Expériences philosophiques
Barbara Cassin vient de publier une autobiographie philosophique, à la fois légère et profonde. Dans cette promenade intime, de petites phrases tirées du passé donnent l’occasion de haltes méditatives. Elles permettent de comprendre comment l’académicienne a construit sa pensée, pourquoi elle s’est intéressée aux écarts du langage, de quelles rencontres elle s’est nourrie.

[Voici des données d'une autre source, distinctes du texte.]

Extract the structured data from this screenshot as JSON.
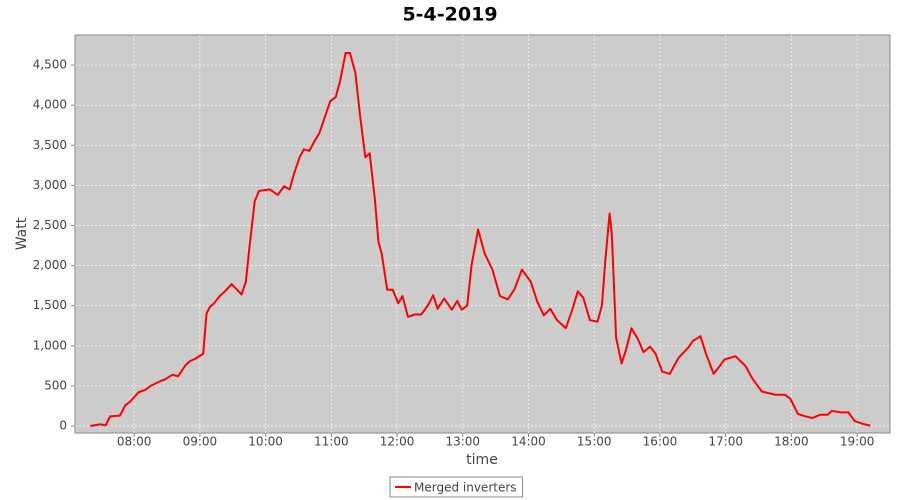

« Vous avez les plus belles jambes du monde, vous serez ma femme ou ma maîtresse. Voilà ce qu’est devenu l’amour de ma vie. Moi, épouser un Juif, jamais ! Barbara juive ? Tais-toi donc mon garçon, elle est si
gentille. Avec un instinct sûr, vous choisirez votre siège. Vous prenez votre petit déjeuner à la table de ce nazi ! Comme c’est gentil de me reconnaître, Jacques Lacan. It’s no greek ! Madame, Madame, j’ai
compris l’étymologie de con-cierge. À partir de combien de livres est-on cultivé ? Que pensez-vous de ce que vous voyez ? J’aime quand tu as le corps gai. Arrêtez de le regarder, laissez-le partir…

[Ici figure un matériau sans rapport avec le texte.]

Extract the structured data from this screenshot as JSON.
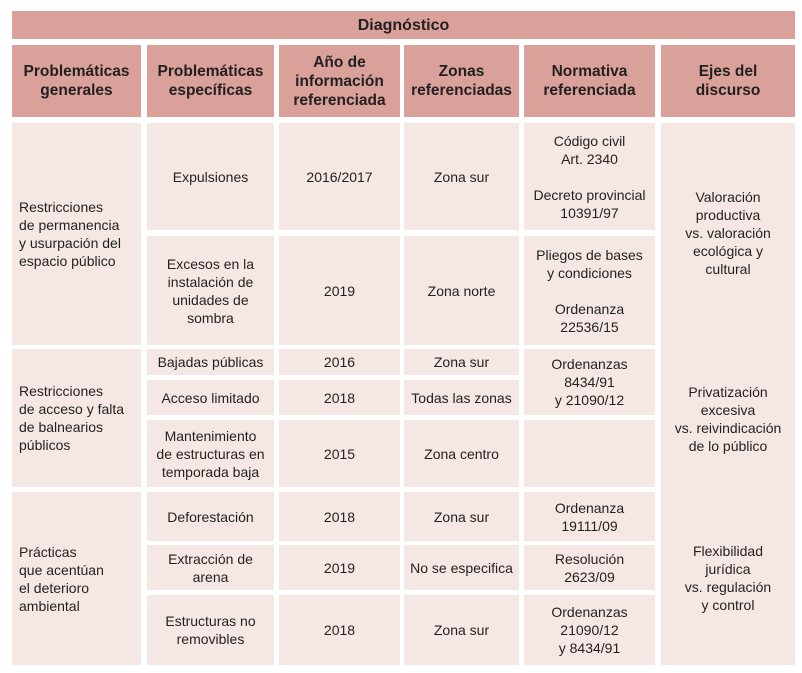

Ces phrases font passer de l’anecdote à l’idée. Elles sont comme des noms propres qui titrent les souvenirs. Elles fabriquent une autobiographie philosophique, racontée à mon fils Victor et écrite avec lui. En les disant, je comprends pourquoi et comment elles m’ont fait vivre-et-penser. Si dures soient-elles parfois, elles donnent accès à la tonalité du bonheur. »
Présentation de l’éditeur de Le bonheur, sa dent douce à la mort. Autobiographie philosophique, Barbara Cassin, de l’Académie française, Paris, Fayard, 2020.